The Austin-based country/folk musician — set to perform at the Treehouse Café at 7:30 p.m. Sunday, April 10 — had his latest record named as one of Rolling Stone’s top 10 country albums of the year in 2013, and was chosen as one of 20 essential Texas singer/songwriters by Acoustic Guitar Magazine.

But he very nearly didn’t live long enough to do any of that. Baker came back from the brink of death and wrote songs he heard there.

In 1986 he was on a train in Peru, en route to Machu Picchu, when a bomb planted by the Peruvian terrorist group Shining Path exploded in the luggage rack above him.

The people he was sitting with were killed. Baker’s body was torn apart.

He had a brain injury and severe hearing loss, and required more than 15 reconstructive surgeries.

Eventually, during his long recovery, songs started coming to him. Several of them are related directly to the attack and his near-death experience, while others are more like short stories written in the voices of characters, real relatable people.

With a raspy, almost spoken word vocal style and literate, poignant and carefully observed songs that grapple with the beauties, complexities and little tragedies of this world, Baker is a great spirit with a big heart, a genuine original.

“I think that my job is to reveal as much as I know and hope that it’s helpful to somebody,” he told Fresh Air‘s Terry Gross in an interview about the bombing and the faith he gained in humanity.

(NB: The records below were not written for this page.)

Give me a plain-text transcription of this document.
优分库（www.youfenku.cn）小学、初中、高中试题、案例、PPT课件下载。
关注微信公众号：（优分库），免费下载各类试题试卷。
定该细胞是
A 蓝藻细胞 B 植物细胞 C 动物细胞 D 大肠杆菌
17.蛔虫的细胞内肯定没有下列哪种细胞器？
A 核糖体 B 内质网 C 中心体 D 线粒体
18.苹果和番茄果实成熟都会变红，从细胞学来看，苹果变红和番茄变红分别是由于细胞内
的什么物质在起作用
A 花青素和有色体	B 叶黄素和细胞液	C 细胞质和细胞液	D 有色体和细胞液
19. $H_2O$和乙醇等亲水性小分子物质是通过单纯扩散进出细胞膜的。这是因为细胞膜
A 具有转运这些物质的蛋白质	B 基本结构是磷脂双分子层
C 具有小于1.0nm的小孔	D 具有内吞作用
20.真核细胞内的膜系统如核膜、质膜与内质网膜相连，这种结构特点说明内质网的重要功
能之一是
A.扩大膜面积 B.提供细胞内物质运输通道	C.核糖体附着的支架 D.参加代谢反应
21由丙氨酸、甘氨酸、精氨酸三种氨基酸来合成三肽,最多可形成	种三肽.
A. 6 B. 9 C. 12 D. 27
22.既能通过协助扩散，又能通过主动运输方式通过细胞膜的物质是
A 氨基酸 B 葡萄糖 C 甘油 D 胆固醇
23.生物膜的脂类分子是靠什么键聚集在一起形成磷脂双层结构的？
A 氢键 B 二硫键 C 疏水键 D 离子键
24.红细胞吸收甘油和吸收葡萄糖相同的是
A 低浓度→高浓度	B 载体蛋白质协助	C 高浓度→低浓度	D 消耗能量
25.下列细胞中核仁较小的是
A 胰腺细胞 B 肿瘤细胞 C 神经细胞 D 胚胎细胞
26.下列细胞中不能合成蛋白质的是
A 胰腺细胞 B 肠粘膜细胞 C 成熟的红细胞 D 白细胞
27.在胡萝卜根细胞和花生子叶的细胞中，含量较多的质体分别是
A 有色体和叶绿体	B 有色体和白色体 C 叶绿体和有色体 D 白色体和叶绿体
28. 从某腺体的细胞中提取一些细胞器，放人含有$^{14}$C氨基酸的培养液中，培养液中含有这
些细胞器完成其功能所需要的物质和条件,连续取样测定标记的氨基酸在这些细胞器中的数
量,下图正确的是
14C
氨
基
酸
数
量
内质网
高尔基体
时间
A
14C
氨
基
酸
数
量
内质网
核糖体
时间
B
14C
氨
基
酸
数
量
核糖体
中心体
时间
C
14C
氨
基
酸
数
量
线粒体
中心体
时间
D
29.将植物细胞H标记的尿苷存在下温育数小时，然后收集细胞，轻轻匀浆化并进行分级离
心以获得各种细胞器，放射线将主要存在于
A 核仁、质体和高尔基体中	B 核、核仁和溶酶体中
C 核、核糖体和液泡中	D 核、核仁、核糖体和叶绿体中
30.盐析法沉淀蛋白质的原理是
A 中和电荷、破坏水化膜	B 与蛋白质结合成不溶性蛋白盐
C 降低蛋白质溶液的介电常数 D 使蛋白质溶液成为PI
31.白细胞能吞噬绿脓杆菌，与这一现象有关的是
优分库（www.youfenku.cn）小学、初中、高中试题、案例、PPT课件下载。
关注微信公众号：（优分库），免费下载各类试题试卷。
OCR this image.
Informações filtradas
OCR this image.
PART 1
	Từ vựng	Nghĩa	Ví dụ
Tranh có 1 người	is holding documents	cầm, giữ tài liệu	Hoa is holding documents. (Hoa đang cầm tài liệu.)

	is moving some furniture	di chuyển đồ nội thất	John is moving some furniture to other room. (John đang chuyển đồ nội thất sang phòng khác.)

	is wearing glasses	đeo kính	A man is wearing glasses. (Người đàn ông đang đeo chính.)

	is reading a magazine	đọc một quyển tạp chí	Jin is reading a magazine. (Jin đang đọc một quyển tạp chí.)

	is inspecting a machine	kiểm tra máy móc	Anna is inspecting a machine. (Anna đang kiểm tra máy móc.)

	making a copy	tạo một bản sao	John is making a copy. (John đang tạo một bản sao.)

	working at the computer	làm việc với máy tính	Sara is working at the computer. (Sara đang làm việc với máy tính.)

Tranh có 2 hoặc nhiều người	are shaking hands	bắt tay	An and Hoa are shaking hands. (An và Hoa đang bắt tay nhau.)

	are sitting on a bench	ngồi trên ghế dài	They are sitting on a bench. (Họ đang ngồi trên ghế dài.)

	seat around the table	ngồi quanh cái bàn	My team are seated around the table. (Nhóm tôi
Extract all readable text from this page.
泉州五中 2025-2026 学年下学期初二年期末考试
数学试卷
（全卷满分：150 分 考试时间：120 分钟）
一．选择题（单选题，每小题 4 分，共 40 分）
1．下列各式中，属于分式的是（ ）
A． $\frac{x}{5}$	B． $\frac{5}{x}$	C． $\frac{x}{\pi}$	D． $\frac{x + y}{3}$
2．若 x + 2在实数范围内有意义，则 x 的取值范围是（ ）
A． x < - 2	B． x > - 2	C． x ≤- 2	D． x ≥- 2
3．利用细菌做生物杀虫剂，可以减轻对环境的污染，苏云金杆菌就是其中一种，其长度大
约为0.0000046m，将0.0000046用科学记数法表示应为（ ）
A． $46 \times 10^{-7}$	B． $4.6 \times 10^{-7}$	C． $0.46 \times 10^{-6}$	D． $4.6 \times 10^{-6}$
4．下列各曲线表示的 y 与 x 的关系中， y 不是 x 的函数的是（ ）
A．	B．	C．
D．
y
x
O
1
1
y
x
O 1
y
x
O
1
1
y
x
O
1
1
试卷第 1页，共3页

Baker grew up in Itasca, Texas, a prairie town southwest of Dallas. He was exposed to a wide array of music as a child, not the least of which was his father’s collection of country/blues artists. His mother was a church organist who loved Broadway albums.

He released his first record, “Mercy,” in 2004, the first in a trilogy of song paintings with sparse instrumentation and poetic delivery. It was followed by “Pretty World” in 2007 and “Cotton” in 2009. All three albums are subtitled, “Everyone is at the Mercy of Another One’s Dreams,” “How Beautiful are These Days” and “Talk About Forgiveness,” respectively.